Inside the ventilated box (Pet Rocks need to breathe too, you know) was a single rock, peacefully resting (as Pet Rocks usually do) on a bed of excelsior. There was also a leash and a brief instruction book, which went over the basics of Pet Rock care and training, among other important things.
During an interview with the Oakland Tribune, Dahl said, “I packaged a sense of humor for a very bored public.” Indeed, the humorous execution undeniably played a huge role in Pet Rock’s enormous and totally unexpected success, but the baffling product would never have existed if it wasn’t for the brilliant initial idea captured on a paper napkin. An idea like this can occur to anyone at any time. What separated Dahl from most people was his ability to capture the idea and flawlessly execute it.
Pixar’s Acquisition by Disney
In January 1996, Steve Jobs, who was in charge of Pixar at the time, found himself in a conference room, contemplating how Pixar stood in relation to Disney, who was helping Pixar produce movies such as Toy Story 1 and 2. Disney was used to producing their movies in-house and hated the idea of not being fully in charge. Being well-aware of Pixar’s poor financial situation, Jobs knew that an acquisition offer from Disney was around the corner. The question was whether to sell Pixar to Disney now or wait until later.
“Steve took a whiteboard pen and made two columns: Disney and Pixar. Under the Disney column, he would write the points that gave Disney leverage. Under the Pixar column, he would write the points that favored Pixar,” writes Lawrence Levy in To Pixar and Beyond. One of the points under Pixar read, “BETTER DEAL IF WAIT,” and that’s exactly what Pixar did.
The company waited until 2006, which is when Disney purchased Pixar at a valuation of $7.4 billion, making Steve Jobs Disney’s largest single shareholder at the time. One can only imagine how many other historic decisions have been made with the help of the humble whiteboard.
The Go Programming Language
Go is an open source programming language created at Google in 2007 by Robert Griesemer, Rob Pike, and Ken Thompson. According to the famous creation myth of Go, “Rob Pike, Ken Thompson, and Robert Griesemer were waiting for an unusually long C++ build to take place when they decided to theorize a new language. What started on a whiteboard in 2007, shortly after that turned into a specification, which then was open sourced in 2009 with two compiler implementations,” explains Raunak Dugar, a software engineer at Peel.
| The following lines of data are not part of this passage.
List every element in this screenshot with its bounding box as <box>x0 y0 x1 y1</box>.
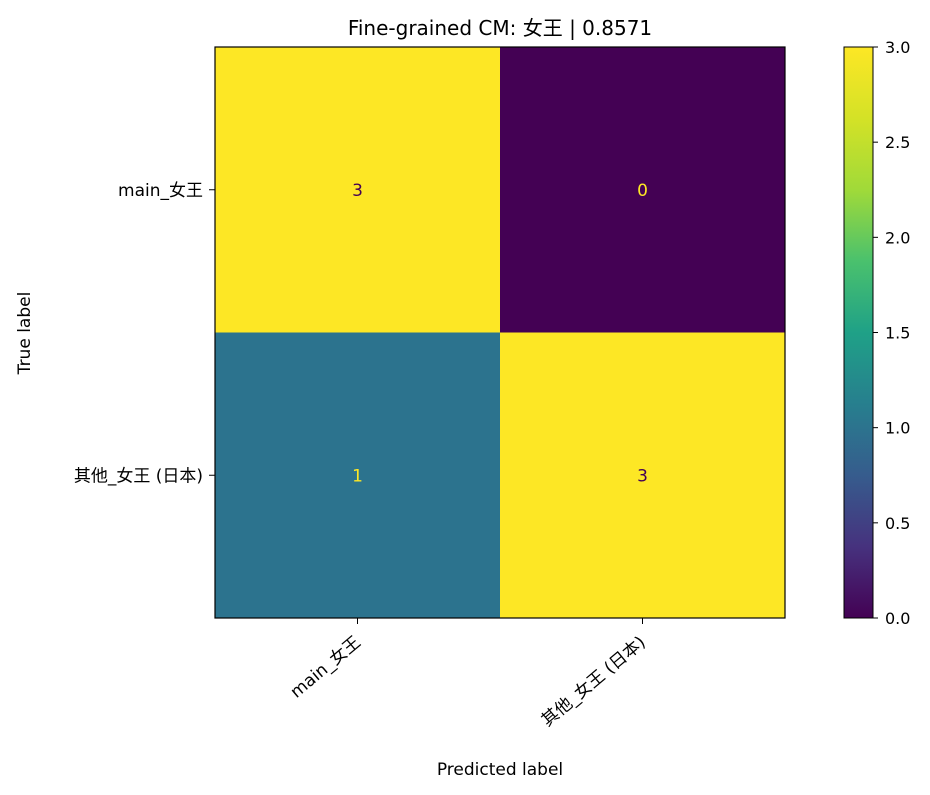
colorbar-tick-label: 3.0 <box>885 38 910 57</box>
colorbar-tick-label: 0.0 <box>885 609 910 628</box>
cell-value-label: 1 <box>352 466 363 486</box>
x-axis-ticks: main_女王 其他_女王 (日本) <box>287 618 650 731</box>
heatmap-cell-0-1 <box>500 47 785 333</box>
colorbar-ticks: 0.0 0.5 1.0 1.5 2.0 2.5 3.0 <box>873 38 910 628</box>
heatmap-cells: 3 0 1 3 <box>215 47 785 618</box>
colorbar-tick-label: 1.5 <box>885 324 910 343</box>
colorbar-tick-label: 0.5 <box>885 514 910 533</box>
y-axis-label: True label <box>15 292 35 376</box>
plot-frame <box>214 46 786 619</box>
colorbar <box>844 47 873 618</box>
colorbar-tick-label: 2.5 <box>885 133 910 152</box>
y-tick-label: main_女王 <box>118 181 203 201</box>
cell-value-label: 3 <box>352 181 363 201</box>
y-tick-label: 其他_女王 (日本) <box>74 466 203 486</box>
cell-value-label: 0 <box>637 181 648 201</box>
x-axis-label: Predicted label <box>437 760 563 780</box>
x-tick-label: main_女王 <box>287 633 365 703</box>
heatmap-cell-1-0 <box>215 332 500 618</box>
chart-title: Fine-grained CM: 女王 | 0.8571 <box>348 16 652 40</box>
heatmap-cell-1-1 <box>500 332 785 618</box>
heatmap-cell-0-0 <box>215 47 500 333</box>
colorbar-tick-label: 1.0 <box>885 419 910 438</box>
cell-value-label: 3 <box>637 466 648 486</box>
x-tick-label: 其他_女王 (日本) <box>538 633 650 731</box>
colorbar-tick-label: 2.0 <box>885 228 910 247</box>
These days, Go is one of the most trending programming languages in existence, respecting many conventions of the C programming language but improving brevity, simplicity, and safety. Apart from Google, some of the most notable companies that use Go include CloudFlare, Dropbox, Netflix, SoundCloud, Twitch, and Uber.
Of course, software engineers and innovative startups are used to relying on whiteboards to capture disruptive ideas and innovate entire industries. Whiteboards are hands-on, collaborative, accessible, and, unlike their digital alternatives, affordable.
You may not invent the next big programming language or start a successful airline company, but your ideas can turn into big successes nonetheless. It could be a brilliant idea for a book, just like the one J.K. Rowling got during her train ride from Manchester to London in 1990, or you could realize what business move would be the best for your company, just like when Wal-Mart CEO Doug McMillon met Jet founder Marc Lore in 2016, and the two instantly started sketching out on a whiteboard how they could combine the two companies, which eventually lead to the largest-ever acquisition of an e-commerce company.
So, make sure you’re never too far away from a whiteboard, so none of your game-changing ideas slip away from your conscience, never to return to you. There’s no shortage of good uses for a whiteboard, so it’s not like the whiteboard is going to sit unused until a good idea decides to knock on your door.